Premier Mateusz Morawiecki przyjechał do Ostrołęki 13 czerwca 2020 r. Przez pół godziny przebywał w naszym mieście - spotkał się z mieszkańcami, powiesił baner wyborczy Andrzeja Dudy, rozdawał ulotki wyborcze obecnego prezydenta, a także złożył kwiaty przed pomnikiem na skwerze im. Lecha Kaczyńskiego. Po drodze z Ostrołęckiego Centrum Kultury na skwer im. Kaczyńskiego krótką pogawędkę ucięli sobie premier Morawiecki i poseł ziemi ostrołęckiej Arkadiusz Czartoryski.
- A jak tam Janusz sobie radzi? - zapytał premier Morawiecki.
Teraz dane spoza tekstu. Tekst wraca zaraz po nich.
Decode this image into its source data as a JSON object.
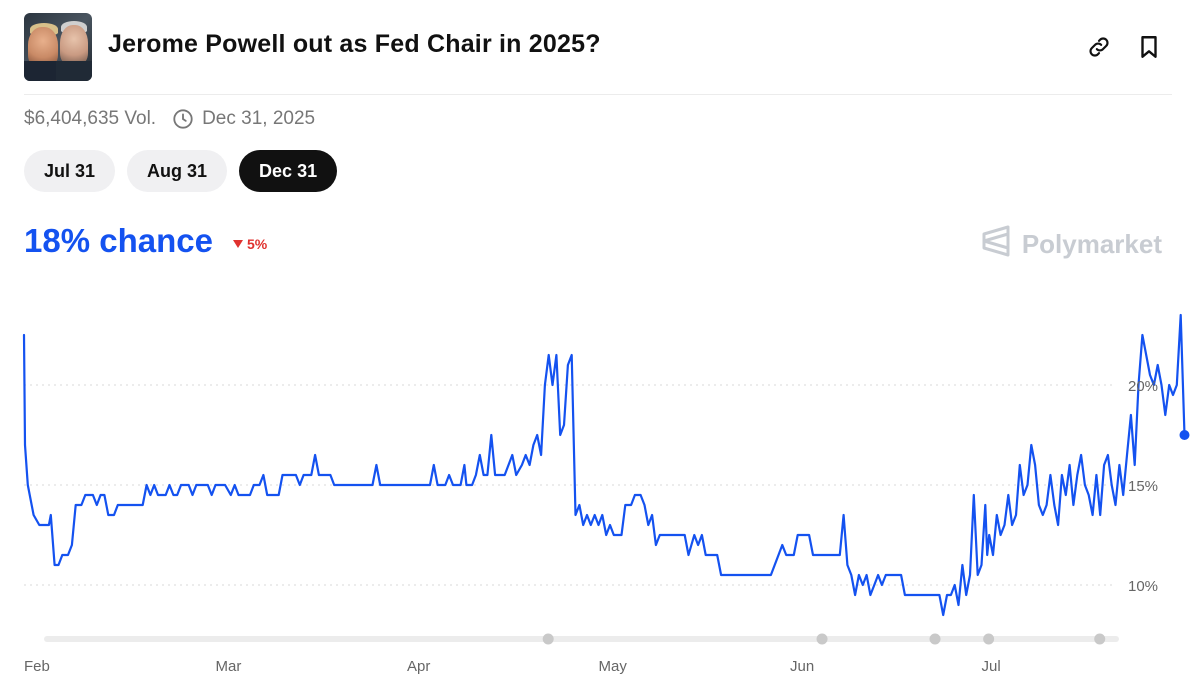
{
  "header": {
    "title": "Jerome Powell out as Fed Chair in 2025?",
    "link_icon": "link-icon",
    "bookmark_icon": "bookmark-icon"
  },
  "meta": {
    "volume": "$6,404,635 Vol.",
    "end_date": "Dec 31, 2025",
    "clock_icon": "clock-icon"
  },
  "tabs": [
    {
      "label": "Jul 31",
      "active": false
    },
    {
      "label": "Aug 31",
      "active": false
    },
    {
      "label": "Dec 31",
      "active": true
    }
  ],
  "chance": {
    "text": "18% chance",
    "delta": "5%",
    "delta_direction": "down",
    "accent": "#1452f0",
    "down_color": "#e0322f"
  },
  "brand": {
    "name": "Polymarket",
    "icon": "polymarket-logo-icon"
  },
  "chart_data": {
    "type": "line",
    "x_tick_labels": [
      "Feb",
      "Mar",
      "Apr",
      "May",
      "Jun",
      "Jul"
    ],
    "x_ticks": [
      0,
      1,
      2,
      3,
      4,
      5
    ],
    "y_tick_labels": [
      "20%",
      "15%",
      "10%"
    ],
    "y_ticks": [
      20,
      15,
      10
    ],
    "ylim": [
      7.5,
      23.5
    ],
    "xlim": [
      0,
      5.85
    ],
    "grid": true,
    "line_color": "#1452f0",
    "series": [
      {
        "values": [
          [
            0.0,
            22.5
          ],
          [
            0.005,
            17
          ],
          [
            0.02,
            15
          ],
          [
            0.05,
            13.5
          ],
          [
            0.08,
            13
          ],
          [
            0.13,
            13
          ],
          [
            0.14,
            13.5
          ],
          [
            0.16,
            11
          ],
          [
            0.18,
            11
          ],
          [
            0.2,
            11.5
          ],
          [
            0.23,
            11.5
          ],
          [
            0.25,
            12
          ],
          [
            0.27,
            14
          ],
          [
            0.3,
            14
          ],
          [
            0.32,
            14.5
          ],
          [
            0.36,
            14.5
          ],
          [
            0.38,
            14
          ],
          [
            0.4,
            14.5
          ],
          [
            0.42,
            14.5
          ],
          [
            0.44,
            13.5
          ],
          [
            0.47,
            13.5
          ],
          [
            0.49,
            14
          ],
          [
            0.62,
            14
          ],
          [
            0.64,
            15
          ],
          [
            0.66,
            14.5
          ],
          [
            0.68,
            15
          ],
          [
            0.7,
            14.5
          ],
          [
            0.74,
            14.5
          ],
          [
            0.76,
            15
          ],
          [
            0.78,
            14.5
          ],
          [
            0.8,
            14.5
          ],
          [
            0.82,
            15
          ],
          [
            0.86,
            15
          ],
          [
            0.88,
            14.5
          ],
          [
            0.9,
            15
          ],
          [
            0.96,
            15
          ],
          [
            0.98,
            14.5
          ],
          [
            1.0,
            15
          ],
          [
            1.05,
            15
          ],
          [
            1.08,
            14.5
          ],
          [
            1.1,
            15
          ],
          [
            1.12,
            14.5
          ],
          [
            1.18,
            14.5
          ],
          [
            1.2,
            15
          ],
          [
            1.23,
            15
          ],
          [
            1.25,
            15.5
          ],
          [
            1.27,
            14.5
          ],
          [
            1.33,
            14.5
          ],
          [
            1.35,
            15.5
          ],
          [
            1.42,
            15.5
          ],
          [
            1.44,
            15
          ],
          [
            1.46,
            15.5
          ],
          [
            1.5,
            15.5
          ],
          [
            1.52,
            16.5
          ],
          [
            1.54,
            15.5
          ],
          [
            1.6,
            15.5
          ],
          [
            1.62,
            15
          ],
          [
            1.82,
            15
          ],
          [
            1.84,
            16
          ],
          [
            1.86,
            15
          ],
          [
            2.12,
            15
          ],
          [
            2.14,
            16
          ],
          [
            2.16,
            15
          ],
          [
            2.2,
            15
          ],
          [
            2.22,
            15.5
          ],
          [
            2.24,
            15
          ],
          [
            2.28,
            15
          ],
          [
            2.3,
            16
          ],
          [
            2.31,
            15
          ],
          [
            2.34,
            15
          ],
          [
            2.36,
            15.5
          ],
          [
            2.38,
            16.5
          ],
          [
            2.4,
            15.5
          ],
          [
            2.42,
            15.5
          ],
          [
            2.44,
            17.5
          ],
          [
            2.46,
            15.5
          ],
          [
            2.48,
            15.5
          ],
          [
            2.51,
            15.5
          ],
          [
            2.53,
            16
          ],
          [
            2.55,
            16.5
          ],
          [
            2.57,
            15.5
          ],
          [
            2.6,
            16
          ],
          [
            2.62,
            16.5
          ],
          [
            2.64,
            16
          ],
          [
            2.66,
            17
          ],
          [
            2.68,
            17.5
          ],
          [
            2.7,
            16.5
          ],
          [
            2.72,
            20
          ],
          [
            2.74,
            21.5
          ],
          [
            2.76,
            20
          ],
          [
            2.78,
            21.5
          ],
          [
            2.8,
            17.5
          ],
          [
            2.82,
            18
          ],
          [
            2.84,
            21
          ],
          [
            2.86,
            21.5
          ],
          [
            2.88,
            13.5
          ],
          [
            2.9,
            14
          ],
          [
            2.92,
            13
          ],
          [
            2.94,
            13.5
          ],
          [
            2.96,
            13
          ],
          [
            2.98,
            13.5
          ],
          [
            3.0,
            13
          ],
          [
            3.02,
            13.5
          ],
          [
            3.04,
            12.5
          ],
          [
            3.06,
            13
          ],
          [
            3.08,
            12.5
          ],
          [
            3.12,
            12.5
          ],
          [
            3.14,
            14
          ],
          [
            3.17,
            14
          ],
          [
            3.19,
            14.5
          ],
          [
            3.22,
            14.5
          ],
          [
            3.24,
            14
          ],
          [
            3.26,
            13
          ],
          [
            3.28,
            13.5
          ],
          [
            3.3,
            12
          ],
          [
            3.32,
            12.5
          ],
          [
            3.45,
            12.5
          ],
          [
            3.47,
            11.5
          ],
          [
            3.5,
            12.5
          ],
          [
            3.52,
            12
          ],
          [
            3.54,
            12.5
          ],
          [
            3.56,
            11.5
          ],
          [
            3.62,
            11.5
          ],
          [
            3.64,
            10.5
          ],
          [
            3.9,
            10.5
          ],
          [
            3.92,
            11
          ],
          [
            3.94,
            11.5
          ],
          [
            3.96,
            12
          ],
          [
            3.98,
            11.5
          ],
          [
            4.02,
            11.5
          ],
          [
            4.04,
            12.5
          ],
          [
            4.1,
            12.5
          ],
          [
            4.12,
            11.5
          ],
          [
            4.26,
            11.5
          ],
          [
            4.28,
            13.5
          ],
          [
            4.3,
            11
          ],
          [
            4.32,
            10.5
          ],
          [
            4.33,
            10
          ],
          [
            4.34,
            9.5
          ],
          [
            4.36,
            10.5
          ],
          [
            4.38,
            10
          ],
          [
            4.4,
            10.5
          ],
          [
            4.42,
            9.5
          ],
          [
            4.44,
            10
          ],
          [
            4.46,
            10.5
          ],
          [
            4.48,
            10
          ],
          [
            4.5,
            10.5
          ],
          [
            4.58,
            10.5
          ],
          [
            4.6,
            9.5
          ],
          [
            4.78,
            9.5
          ],
          [
            4.8,
            8.5
          ],
          [
            4.82,
            9.5
          ],
          [
            4.84,
            9.5
          ],
          [
            4.86,
            10
          ],
          [
            4.88,
            9
          ],
          [
            4.9,
            11
          ],
          [
            4.92,
            9.5
          ],
          [
            4.94,
            10.5
          ],
          [
            4.96,
            14.5
          ],
          [
            4.98,
            10.5
          ],
          [
            5.0,
            11
          ],
          [
            5.02,
            14
          ],
          [
            5.03,
            11.5
          ],
          [
            5.04,
            12.5
          ],
          [
            5.06,
            11.5
          ],
          [
            5.08,
            13.5
          ],
          [
            5.1,
            12.5
          ],
          [
            5.12,
            13
          ],
          [
            5.14,
            14.5
          ],
          [
            5.16,
            13
          ],
          [
            5.18,
            13.5
          ],
          [
            5.2,
            16
          ],
          [
            5.22,
            14.5
          ],
          [
            5.24,
            15
          ],
          [
            5.26,
            17
          ],
          [
            5.28,
            16
          ],
          [
            5.3,
            14
          ],
          [
            5.32,
            13.5
          ],
          [
            5.34,
            14
          ],
          [
            5.36,
            15.5
          ],
          [
            5.38,
            14
          ],
          [
            5.4,
            13
          ],
          [
            5.42,
            15.5
          ],
          [
            5.44,
            14.5
          ],
          [
            5.46,
            16
          ],
          [
            5.48,
            14
          ],
          [
            5.5,
            15.5
          ],
          [
            5.52,
            16.5
          ],
          [
            5.54,
            15
          ],
          [
            5.56,
            14.5
          ],
          [
            5.58,
            13.5
          ],
          [
            5.6,
            15.5
          ],
          [
            5.62,
            13.5
          ],
          [
            5.64,
            16
          ],
          [
            5.66,
            16.5
          ],
          [
            5.68,
            15
          ],
          [
            5.7,
            14
          ],
          [
            5.72,
            16
          ],
          [
            5.74,
            14.5
          ],
          [
            5.76,
            16.5
          ],
          [
            5.78,
            18.5
          ],
          [
            5.8,
            16
          ],
          [
            5.82,
            20
          ],
          [
            5.84,
            22.5
          ],
          [
            5.86,
            21.5
          ],
          [
            5.88,
            20.5
          ],
          [
            5.9,
            20
          ],
          [
            5.92,
            21
          ],
          [
            5.94,
            20
          ],
          [
            5.96,
            18.5
          ],
          [
            5.98,
            20
          ],
          [
            6.0,
            19.5
          ],
          [
            6.02,
            20
          ],
          [
            6.04,
            23.5
          ],
          [
            6.06,
            17.5
          ]
        ]
      }
    ],
    "range_markers": [
      2.8,
      4.23,
      4.82,
      5.1,
      5.68
    ]
  }
}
Chodziło zapewne o byłego prezydenta miasta.
Wiesz, pracuje, ale jest taka rzecz, że mamy tu taką jedną mendę, która napierdziela na tą elektrownię. Ale jeden, już był u Urbana, w Wyborczej
- wymieniał poseł Arkadiusz Czartoryski.
Słowa te zarejestrowane zostały podczas transmisji na żywo, którą prowadziliśmy na naszym profilu na Facebooku:
Były senator Krzysztof Majkowski zapowiedział wystąpienie na drogę sądową, gdyż poczuł się urażony słowami posła, twierdząc, że parlamentarzysta mówiąc "menda" miał na myśli właśnie jego. - Nie pozwolę nazywać się mendą - mówił były polityk i jak zapowiedział, tak zrobił: sprawa trafiła do sądu. Rozprawa w procesie Majkowski-Czartoryski o ochronę dóbr osobistych odbyła się w Sądzie Okręgowym w Ostrołęce 26 sierpnia, a 9 września zapadł wyrok.
Przeprosiny w formie oświadczenia woli
Jak się dowiedzieliśmy, sąd zobowiązał pozwanego Arkadiusza Czartoryskiego do złożenia na portalu eOstroleka.pl oświadczenia woli, w którym przeprasza za nazwanie Majkowskiego "mendą"w rozmowie z premierem.
Zasądził też od pozwanego posła na Sejm RP na rzecz Mazowieckiego Szpitala Specjalistycznego w Ostrołęce kwotę 3 tysięcy złotych wraz z ustawowymi odsetkami. Sąd umorzył też postępowanie w zakresie zadośćuczynienia na rzecz powoda, a od pozwanego zasądził jeszcze kwotę 1837 zł tytułem zwrotu kosztów postępowania.
To wyrok pierwszej instancji, więc przysługuje od niego odwołanie. Niewykluczone więc, że proces będzie miał swój ciąg dalszy w Sądzie Apelacyjnym.